After the wedding, a legend rapidly jelled: that the poet had married Christiane primarily out of gratitude, to thank her for her valiant defense of his person and home from the French soldiery plundering Weimar on the “schreckliche Nacht” of 14 October. One report, by the Jena anatomist J. C. Loder, can stand for several:
Goethe ward allerdings geplündert und ein Paar brutale Kerls drangen mit ihren Degen auf ihn ein und hätten ihn vielleicht umgebracht oder wenigstens verwundet, wenn die Vulpius sich nicht auf ihn geworfen und ihn theils dadurch, theils durch einige silberne Leuchter, die sie sogleich hergab, gerettet hätte. Dafür hat er sie geheyrathet und der Herzog hat nachher seine Einwilligung dazu gegeben, auch haben die Weimarischen Damen … die neue Geheime Räthin in ihre Gesellschaften gebeten und sie dadurch gefirmelt.

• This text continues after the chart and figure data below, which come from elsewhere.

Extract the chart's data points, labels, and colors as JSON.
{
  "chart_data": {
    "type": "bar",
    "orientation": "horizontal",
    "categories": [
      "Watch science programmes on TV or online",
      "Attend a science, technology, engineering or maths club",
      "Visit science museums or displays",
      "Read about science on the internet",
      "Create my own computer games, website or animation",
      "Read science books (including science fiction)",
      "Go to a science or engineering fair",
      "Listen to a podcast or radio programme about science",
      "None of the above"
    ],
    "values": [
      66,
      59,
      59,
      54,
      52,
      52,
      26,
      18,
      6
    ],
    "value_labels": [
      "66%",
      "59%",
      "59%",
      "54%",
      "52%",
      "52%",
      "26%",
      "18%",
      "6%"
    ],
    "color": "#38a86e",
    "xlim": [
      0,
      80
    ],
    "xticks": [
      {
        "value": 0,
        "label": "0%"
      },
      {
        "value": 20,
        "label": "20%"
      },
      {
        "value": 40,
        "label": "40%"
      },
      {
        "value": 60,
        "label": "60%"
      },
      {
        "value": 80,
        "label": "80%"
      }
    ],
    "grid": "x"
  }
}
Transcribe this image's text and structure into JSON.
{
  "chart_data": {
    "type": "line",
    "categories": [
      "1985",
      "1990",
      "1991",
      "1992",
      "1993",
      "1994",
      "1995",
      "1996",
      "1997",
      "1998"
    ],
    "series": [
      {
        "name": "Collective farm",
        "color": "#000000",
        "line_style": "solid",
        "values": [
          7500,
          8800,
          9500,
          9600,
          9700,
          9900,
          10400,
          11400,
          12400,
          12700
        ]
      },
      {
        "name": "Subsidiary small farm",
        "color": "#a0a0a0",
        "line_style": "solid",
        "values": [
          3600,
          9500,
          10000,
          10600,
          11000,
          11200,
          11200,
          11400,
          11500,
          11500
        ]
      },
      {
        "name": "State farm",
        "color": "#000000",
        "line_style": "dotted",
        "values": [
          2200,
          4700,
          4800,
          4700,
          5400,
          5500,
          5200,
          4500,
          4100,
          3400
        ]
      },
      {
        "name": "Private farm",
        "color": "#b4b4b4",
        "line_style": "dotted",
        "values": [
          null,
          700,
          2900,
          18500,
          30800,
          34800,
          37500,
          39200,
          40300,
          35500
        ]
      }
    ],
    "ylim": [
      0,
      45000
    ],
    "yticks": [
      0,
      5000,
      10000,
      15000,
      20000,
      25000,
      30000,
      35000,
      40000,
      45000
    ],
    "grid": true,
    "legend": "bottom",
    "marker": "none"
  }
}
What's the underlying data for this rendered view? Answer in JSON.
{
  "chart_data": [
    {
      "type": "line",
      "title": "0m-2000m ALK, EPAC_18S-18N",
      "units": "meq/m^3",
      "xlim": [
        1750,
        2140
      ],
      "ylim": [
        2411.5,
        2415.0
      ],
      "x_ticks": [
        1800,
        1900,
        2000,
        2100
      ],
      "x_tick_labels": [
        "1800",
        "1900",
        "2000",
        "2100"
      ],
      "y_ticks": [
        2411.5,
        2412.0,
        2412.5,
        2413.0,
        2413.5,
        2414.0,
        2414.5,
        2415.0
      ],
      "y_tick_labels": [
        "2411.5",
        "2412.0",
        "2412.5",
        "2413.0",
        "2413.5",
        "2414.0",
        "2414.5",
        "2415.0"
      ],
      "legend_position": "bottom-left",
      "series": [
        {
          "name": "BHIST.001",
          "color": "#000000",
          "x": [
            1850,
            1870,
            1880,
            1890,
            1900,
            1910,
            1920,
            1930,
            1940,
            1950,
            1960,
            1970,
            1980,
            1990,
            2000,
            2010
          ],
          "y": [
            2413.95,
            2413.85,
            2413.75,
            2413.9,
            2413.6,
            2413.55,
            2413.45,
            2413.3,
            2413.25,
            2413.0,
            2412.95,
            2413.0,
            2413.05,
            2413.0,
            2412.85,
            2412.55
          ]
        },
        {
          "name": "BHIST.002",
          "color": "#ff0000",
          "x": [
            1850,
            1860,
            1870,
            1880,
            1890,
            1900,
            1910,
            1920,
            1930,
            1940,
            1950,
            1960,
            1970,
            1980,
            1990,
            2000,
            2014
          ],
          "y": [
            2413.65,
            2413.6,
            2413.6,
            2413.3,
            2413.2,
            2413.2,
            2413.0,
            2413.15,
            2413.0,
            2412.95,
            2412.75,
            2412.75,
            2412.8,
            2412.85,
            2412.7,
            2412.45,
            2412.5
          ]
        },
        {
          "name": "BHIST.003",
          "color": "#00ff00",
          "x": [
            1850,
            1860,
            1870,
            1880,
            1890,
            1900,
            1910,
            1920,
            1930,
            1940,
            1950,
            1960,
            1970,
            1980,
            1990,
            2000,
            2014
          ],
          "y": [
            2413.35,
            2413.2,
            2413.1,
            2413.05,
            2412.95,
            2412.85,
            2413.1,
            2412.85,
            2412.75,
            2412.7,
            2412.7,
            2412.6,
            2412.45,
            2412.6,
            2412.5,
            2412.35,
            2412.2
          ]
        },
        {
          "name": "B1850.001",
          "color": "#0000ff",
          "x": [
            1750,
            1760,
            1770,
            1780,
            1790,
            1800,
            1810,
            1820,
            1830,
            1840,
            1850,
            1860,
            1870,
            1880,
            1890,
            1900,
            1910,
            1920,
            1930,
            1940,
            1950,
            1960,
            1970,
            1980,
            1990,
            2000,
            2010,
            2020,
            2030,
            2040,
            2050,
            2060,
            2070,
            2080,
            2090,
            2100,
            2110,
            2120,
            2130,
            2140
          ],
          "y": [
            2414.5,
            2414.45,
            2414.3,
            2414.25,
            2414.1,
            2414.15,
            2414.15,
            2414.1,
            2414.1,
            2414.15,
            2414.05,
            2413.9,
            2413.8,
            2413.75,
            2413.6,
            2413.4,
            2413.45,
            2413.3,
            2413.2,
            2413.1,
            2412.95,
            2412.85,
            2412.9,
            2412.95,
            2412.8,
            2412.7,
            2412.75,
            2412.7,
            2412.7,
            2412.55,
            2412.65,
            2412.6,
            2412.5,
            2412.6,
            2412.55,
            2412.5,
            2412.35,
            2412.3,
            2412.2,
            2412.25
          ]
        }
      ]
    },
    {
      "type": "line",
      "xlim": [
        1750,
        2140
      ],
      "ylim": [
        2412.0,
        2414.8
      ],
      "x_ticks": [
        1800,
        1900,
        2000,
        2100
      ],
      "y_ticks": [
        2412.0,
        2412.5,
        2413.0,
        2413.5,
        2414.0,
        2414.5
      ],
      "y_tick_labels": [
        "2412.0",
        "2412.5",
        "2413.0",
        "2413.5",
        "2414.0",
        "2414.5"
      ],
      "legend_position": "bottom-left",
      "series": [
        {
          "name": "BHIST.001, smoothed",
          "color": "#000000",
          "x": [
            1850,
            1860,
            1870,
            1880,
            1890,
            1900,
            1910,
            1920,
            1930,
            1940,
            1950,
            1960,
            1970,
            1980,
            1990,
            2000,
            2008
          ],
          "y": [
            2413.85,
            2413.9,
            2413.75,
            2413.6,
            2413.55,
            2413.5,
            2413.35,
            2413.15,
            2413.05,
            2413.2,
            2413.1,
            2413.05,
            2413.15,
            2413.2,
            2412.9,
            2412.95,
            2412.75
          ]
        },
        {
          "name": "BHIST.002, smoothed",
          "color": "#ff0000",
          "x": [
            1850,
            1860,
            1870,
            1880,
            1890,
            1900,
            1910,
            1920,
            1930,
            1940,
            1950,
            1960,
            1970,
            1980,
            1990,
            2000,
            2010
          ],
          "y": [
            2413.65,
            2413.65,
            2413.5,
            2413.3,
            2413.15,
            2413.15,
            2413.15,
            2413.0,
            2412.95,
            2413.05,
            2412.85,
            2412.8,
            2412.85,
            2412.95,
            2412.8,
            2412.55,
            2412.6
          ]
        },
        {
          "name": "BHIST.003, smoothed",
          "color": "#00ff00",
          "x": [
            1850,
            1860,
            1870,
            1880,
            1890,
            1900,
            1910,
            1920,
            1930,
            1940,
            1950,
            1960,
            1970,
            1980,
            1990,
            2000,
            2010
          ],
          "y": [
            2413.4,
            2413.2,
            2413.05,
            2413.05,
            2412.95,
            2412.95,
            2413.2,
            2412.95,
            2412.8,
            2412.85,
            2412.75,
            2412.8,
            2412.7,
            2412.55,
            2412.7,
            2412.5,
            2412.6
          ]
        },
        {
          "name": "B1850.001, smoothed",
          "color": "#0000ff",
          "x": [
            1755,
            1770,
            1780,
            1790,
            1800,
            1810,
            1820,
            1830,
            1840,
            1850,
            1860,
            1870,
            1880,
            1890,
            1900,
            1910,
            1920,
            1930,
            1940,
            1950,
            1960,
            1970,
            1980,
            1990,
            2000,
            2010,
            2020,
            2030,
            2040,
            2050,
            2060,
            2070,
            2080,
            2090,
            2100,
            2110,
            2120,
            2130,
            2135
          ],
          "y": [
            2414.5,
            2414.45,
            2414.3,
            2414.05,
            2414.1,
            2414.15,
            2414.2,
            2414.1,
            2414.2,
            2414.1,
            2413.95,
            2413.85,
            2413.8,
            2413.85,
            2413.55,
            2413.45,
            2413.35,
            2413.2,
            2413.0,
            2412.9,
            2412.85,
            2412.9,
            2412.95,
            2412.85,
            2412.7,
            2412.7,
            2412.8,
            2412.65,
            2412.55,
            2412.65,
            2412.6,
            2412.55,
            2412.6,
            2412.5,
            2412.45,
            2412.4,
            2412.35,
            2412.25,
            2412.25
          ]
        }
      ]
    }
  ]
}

This explanation (a dominant one in the literature until about 1950, and still recycled in its more popular strains) appears to have been set into circulation by Goethe himself, who cites gratitude as a catalyst for his decision in a letter of 17 October to Wilhelm Christoph Günther (the court chaplain of the Jakobskirche in Weimar) requesting that Günther officiate at his wedding on the 19th.